How long would it take to drive to LA? It depends. Mostly it depends on where I would leave from and how fast I would drive. How much longer would it take to drive to another city? It depends. What’s the area of a square? This only depends on the side length. You could say it depends on the perimeter, but the perimeter depends on the side length, so by transitivity… This ties really nicely into my “Algebra 2: functions and abstract algebra” course, because a function’s output is uniquely dependent on the input.
The dimension of a problem is simply how many pieces of information the answer depends upon. What is the equation of a line in the plane? (classic high school math question) This has dimension two, because it relies on the slope and intercept of the line. Or it has dimension two, because it depends on the selection of any two points. This idea seems to wind its way through a lot of mathematics, so I’m hoping my students will watch it closely.
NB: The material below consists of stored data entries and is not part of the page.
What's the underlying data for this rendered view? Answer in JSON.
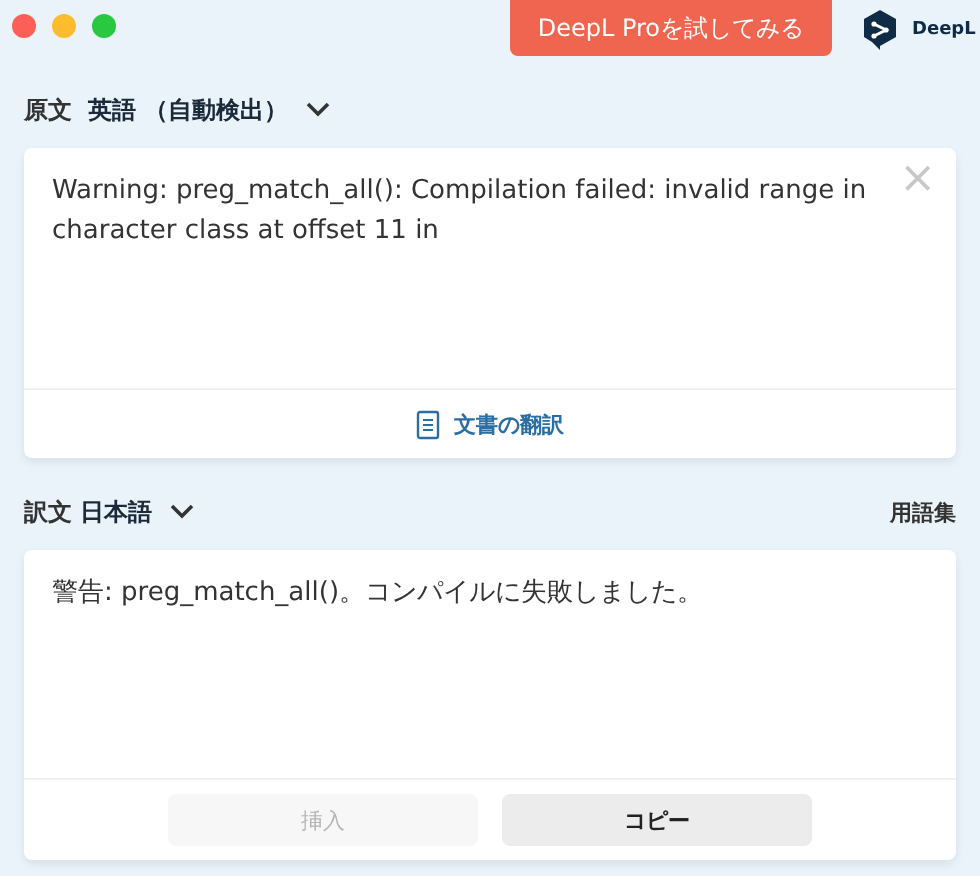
{
  "header": {
    "pro_button": "DeepL Proを試してみる",
    "logo_text": "DeepL"
  },
  "source": {
    "label": "原文",
    "language": "英語 （自動検出）",
    "text": "Warning: preg_match_all(): Compilation failed: invalid range in character class at offset 11 in",
    "clear": "×",
    "document_button": "文書の翻訳"
  },
  "target": {
    "label": "訳文",
    "language": "日本語",
    "glossary": "用語集",
    "text": "警告: preg_match_all()。コンパイルに失敗しました。",
    "buttons": [
      {
        "label": "挿入",
        "disabled": true
      },
      {
        "label": "コピー",
        "disabled": false
      }
    ]
  }
}
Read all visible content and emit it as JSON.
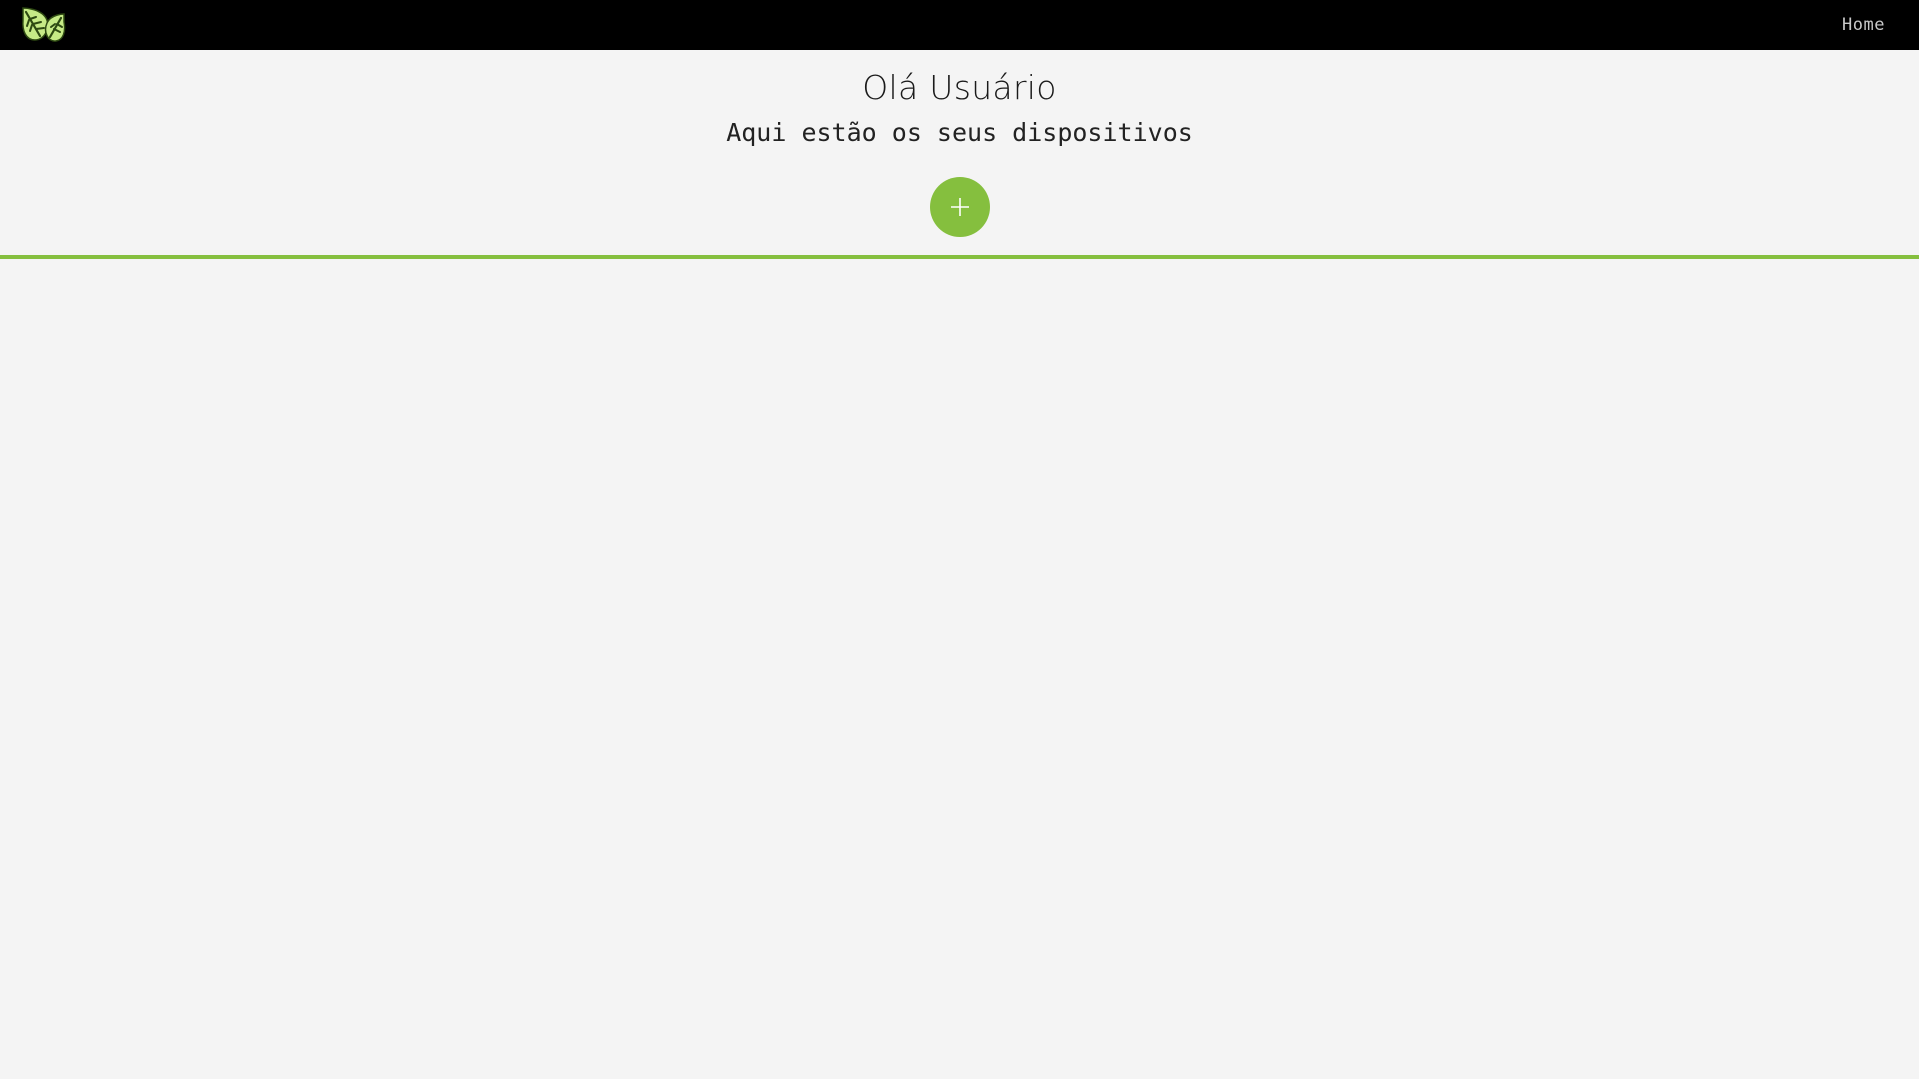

Almost every mathematical structure can be seen through the lens of functions of several variables.
* * *
“What’s the best way to educate kids? The search for the answer to this question only leads to more questions: Who are the kids? Where are they from? How old are they? What do they love to do? What is their home situation? . . .”
The one-size-fits-all industrial model of education views all of its students roughly and demands they fit school as it is. Human minds, particularly for children, differ wildly, and so should the experiences that develop and result from these minds. “The best way to educate kids” depends on far more than our school system currently handles.
When it comes to teaching kids, I suspect the dimensions are many!